Tofu Puffs with Asian Vegan Mushroom Sauce [Vegan]
For the Sauce:
- 2 cups water
- 3 tablespoons mushroom sauce (vegan oyster sauce)
- 1 tablespoon teriyaki sauce
- 2 tablespoons water
For the Stir Fry:
- 8.8 ounces tofu puffs
- 1 tin mushrooms
- 3.5 ounces green beans
- 1 carrot
- 1 tablespoon sesame oil
- 1-2 garlic cloves (grated)
- 1 teaspoon grated ginger
- 1/2 teaspoon chili flakes
- Salt to taste
- Sauté the garlic, the ginger, and the chili flakes with the sesame oil.

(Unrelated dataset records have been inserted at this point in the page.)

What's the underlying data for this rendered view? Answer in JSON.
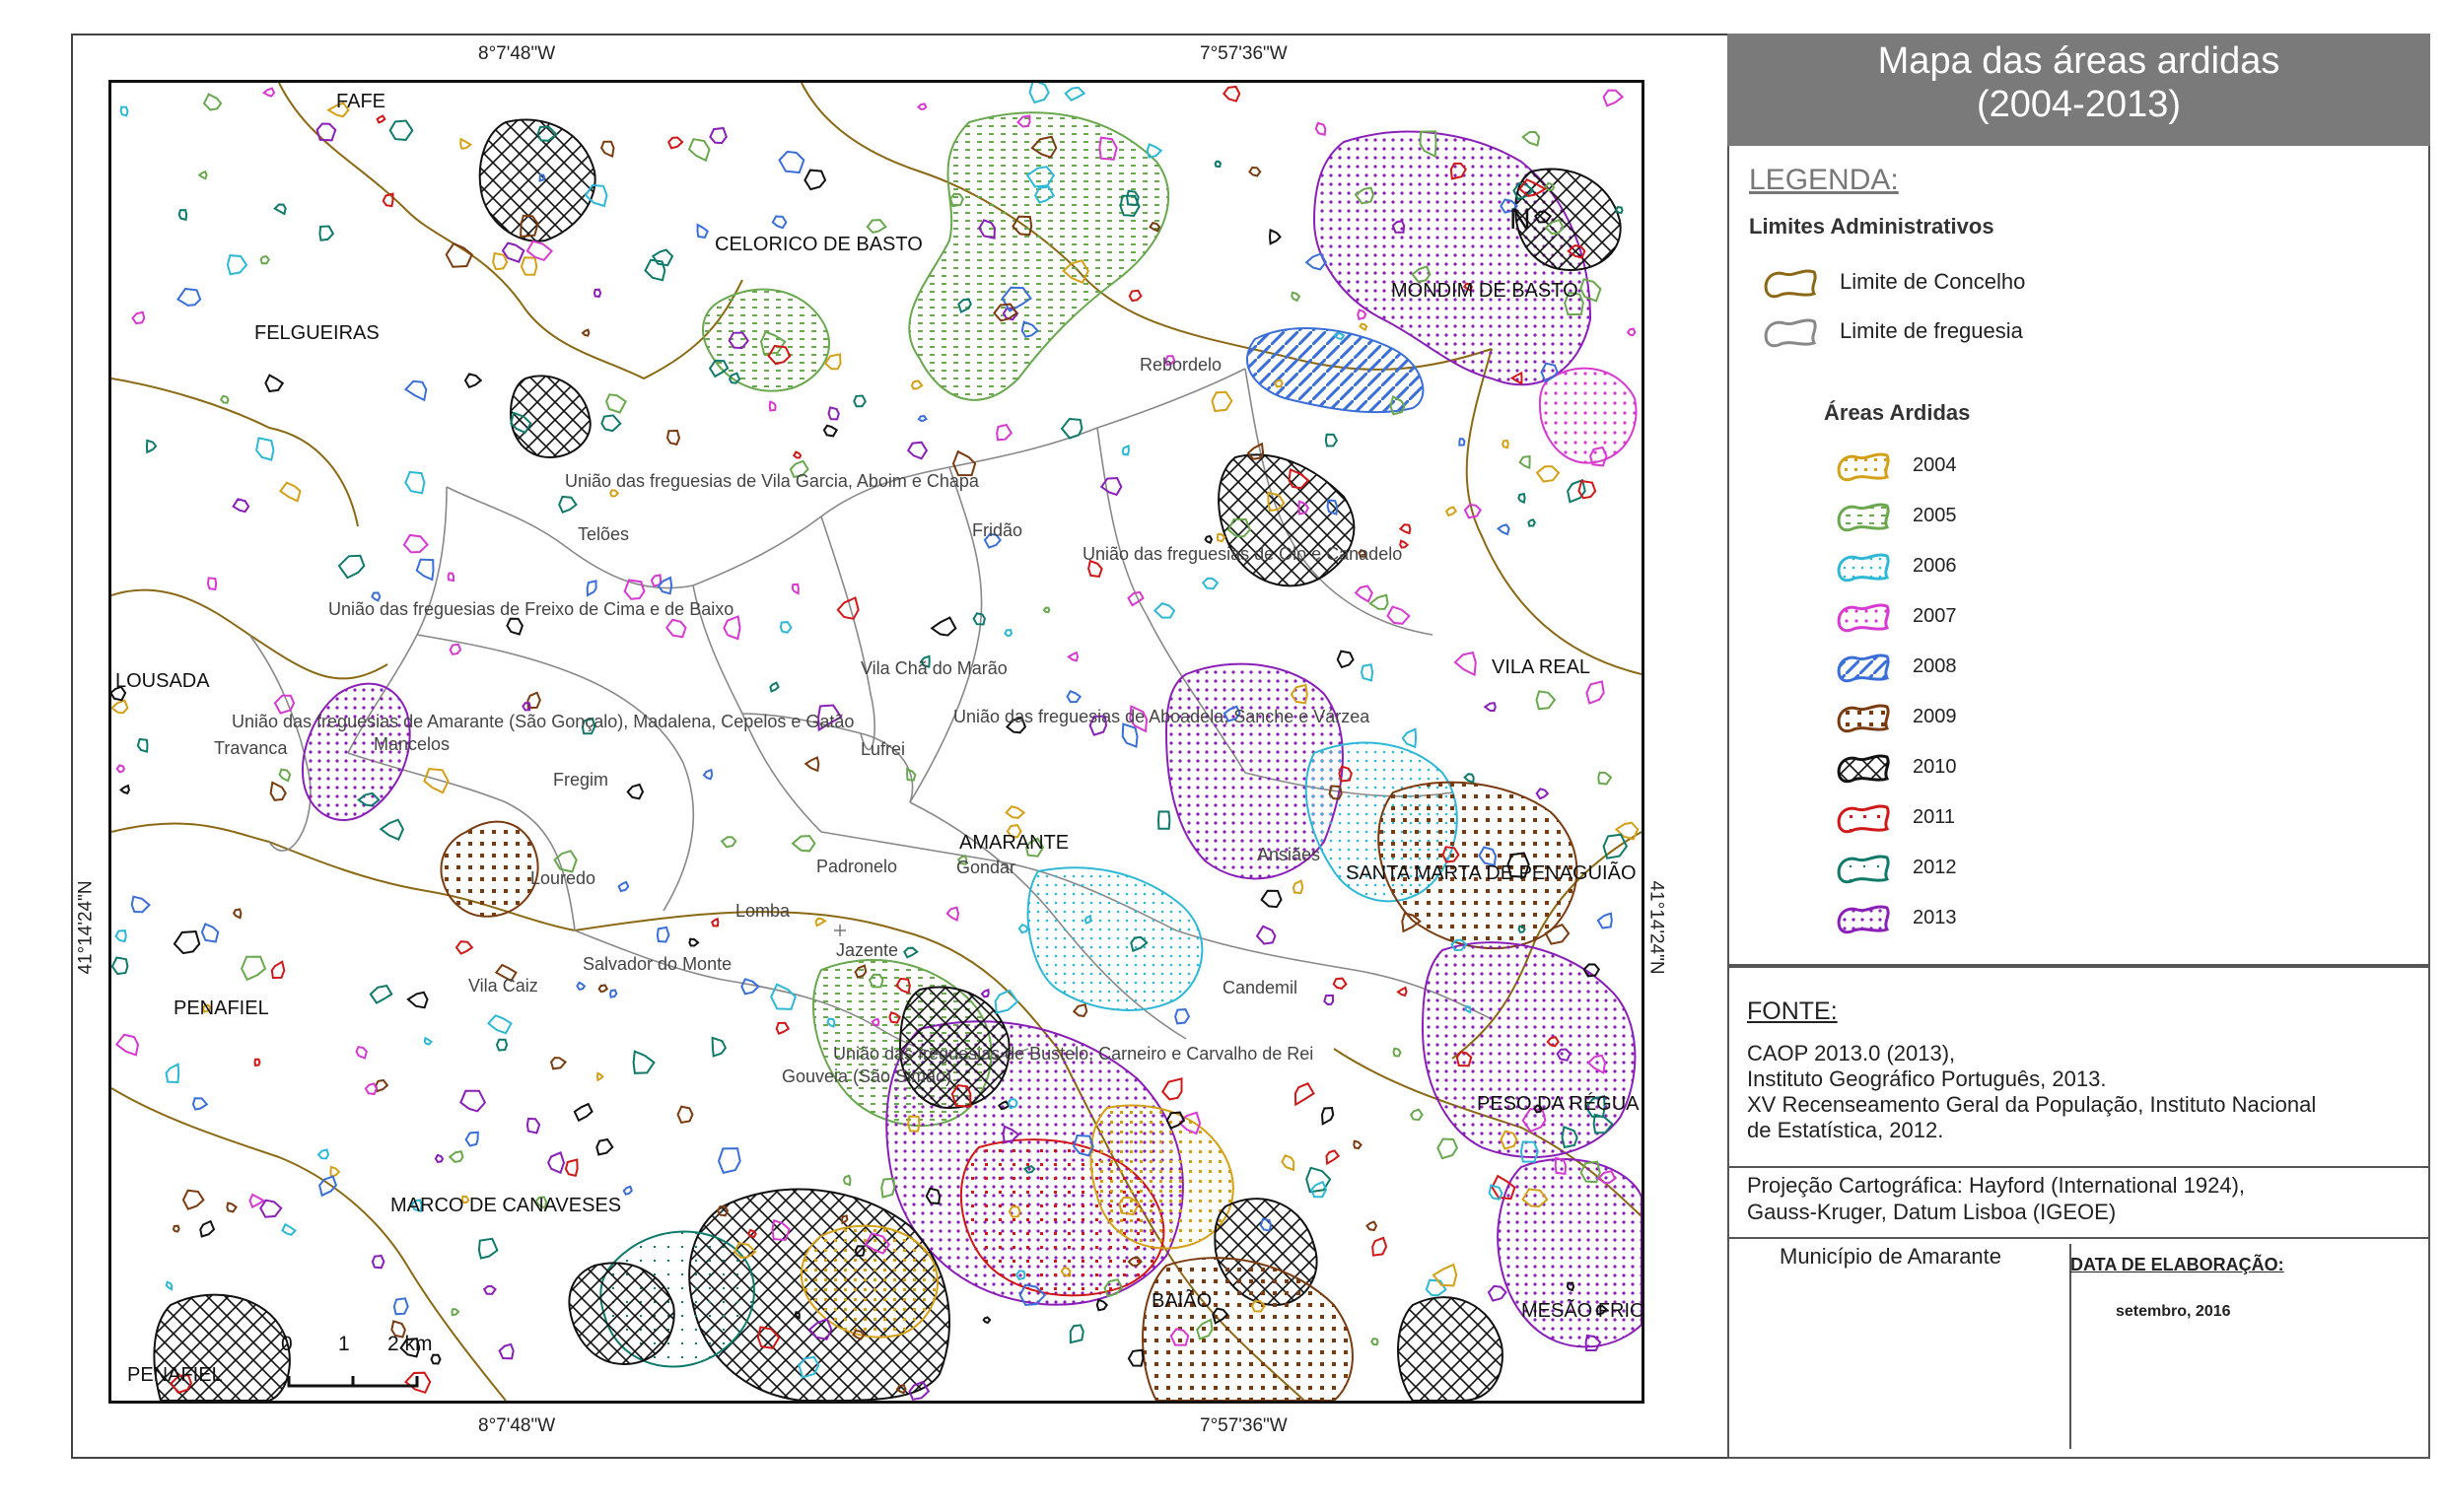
{
  "title": {
    "line1": "Mapa das áreas ardidas",
    "line2": "(2004-2013)"
  },
  "coords": {
    "top_left": "8°7'48\"W",
    "top_right": "7°57'36\"W",
    "bottom_left": "8°7'48\"W",
    "bottom_right": "7°57'36\"W",
    "left": "41°14'24\"N",
    "right": "41°14'24\"N"
  },
  "places": {
    "fafe": "FAFE",
    "celorico": "CELORICO DE BASTO",
    "mondim": "MONDIM DE BASTO",
    "felgueiras": "FELGUEIRAS",
    "rebordelo": "Rebordelo",
    "vila_garcia": "União das freguesias de Vila Garcia, Aboim e Chapa",
    "teloes": "Telões",
    "fridao": "Fridão",
    "olo": "União das freguesias de Olo e Canadelo",
    "freixo": "União das freguesias de Freixo de Cima e de Baixo",
    "lousada": "LOUSADA",
    "vila_real": "VILA REAL",
    "vila_cha": "Vila Chã do Marão",
    "amarante_uf": "União das freguesias de Amarante (São Gonçalo), Madalena, Cepelos e Gatão",
    "aboadela": "União das freguesias de Aboadela, Sanche e Várzea",
    "travanca": "Travanca",
    "mancelos": "Mancelos",
    "lufrei": "Lufrei",
    "fregim": "Fregim",
    "amarante": "AMARANTE",
    "gondar": "Gondar",
    "ansiaes": "Ansiães",
    "santa_marta": "SANTA MARTA DE PENAGUIÃO",
    "louredo": "Louredo",
    "padronelo": "Padronelo",
    "lomba": "Lomba",
    "salvador": "Salvador do Monte",
    "jazente": "Jazente",
    "penafiel": "PENAFIEL",
    "vila_caiz": "Vila Caiz",
    "candemil": "Candemil",
    "bustelo": "União das freguesias de Bustelo, Carneiro e Carvalho de Rei",
    "gouveia": "Gouveia (São Simão)",
    "peso_regua": "PESO DA RÉGUA",
    "marco": "MARCO DE CANAVESES",
    "baiao": "BAIÃO",
    "mesao_frio": "MESÃO FRIO",
    "penafiel2": "PENAFIEL",
    "north": "N"
  },
  "scale": {
    "zero": "0",
    "one": "1",
    "two": "2 km"
  },
  "legend": {
    "heading": "LEGENDA:",
    "admin_title": "Limites Administrativos",
    "concelho": "Limite de Concelho",
    "freguesia": "Limite de freguesia",
    "burned_title": "Áreas Ardidas",
    "years": [
      {
        "label": "2004",
        "color": "#d4a017"
      },
      {
        "label": "2005",
        "color": "#6aa84f"
      },
      {
        "label": "2006",
        "color": "#2eb8d6"
      },
      {
        "label": "2007",
        "color": "#d63ad0"
      },
      {
        "label": "2008",
        "color": "#3b6fd8"
      },
      {
        "label": "2009",
        "color": "#7a3b10"
      },
      {
        "label": "2010",
        "color": "#111111"
      },
      {
        "label": "2011",
        "color": "#d01818"
      },
      {
        "label": "2012",
        "color": "#0f7a6a"
      },
      {
        "label": "2013",
        "color": "#8a1fb8"
      }
    ]
  },
  "source": {
    "heading": "FONTE:",
    "lines": [
      "CAOP 2013.0 (2013),",
      "Instituto Geográfico Português, 2013.",
      "XV Recenseamento Geral da População, Instituto Nacional",
      "de Estatística, 2012."
    ]
  },
  "projection": {
    "line1": "Projeção Cartográfica: Hayford (International 1924),",
    "line2": "Gauss-Kruger, Datum Lisboa (IGEOE)"
  },
  "footer": {
    "municipality": "Município de Amarante",
    "date_label": "DATA DE ELABORAÇÃO:",
    "date_value": "setembro, 2016"
  }
}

- Add the carrots (sliced), stir fry for 2-4 minutes, then add the green beans (chopped in half), cook for another 3-4 minutes, and last the tinned mushrooms. Stir fry for another 5 minutes then transfer to a bowl.
- In a bowl, combine all the ingredients to make the sauce except for the corn starch. Dissolve the corn starch with some water in a separate bowl.
- Add the liquids to the pan, heat it for a couple of minutes then stir in the corn starch mixture. Cook out the sauce until it thickens.
- Add stir-fried veggies to the sauce and finally the tofu puffs.
- Stir well and cook for a couple of minutes.
- Serve straight away over some noodles or rice, topped with freshly chopped spring onions and chili.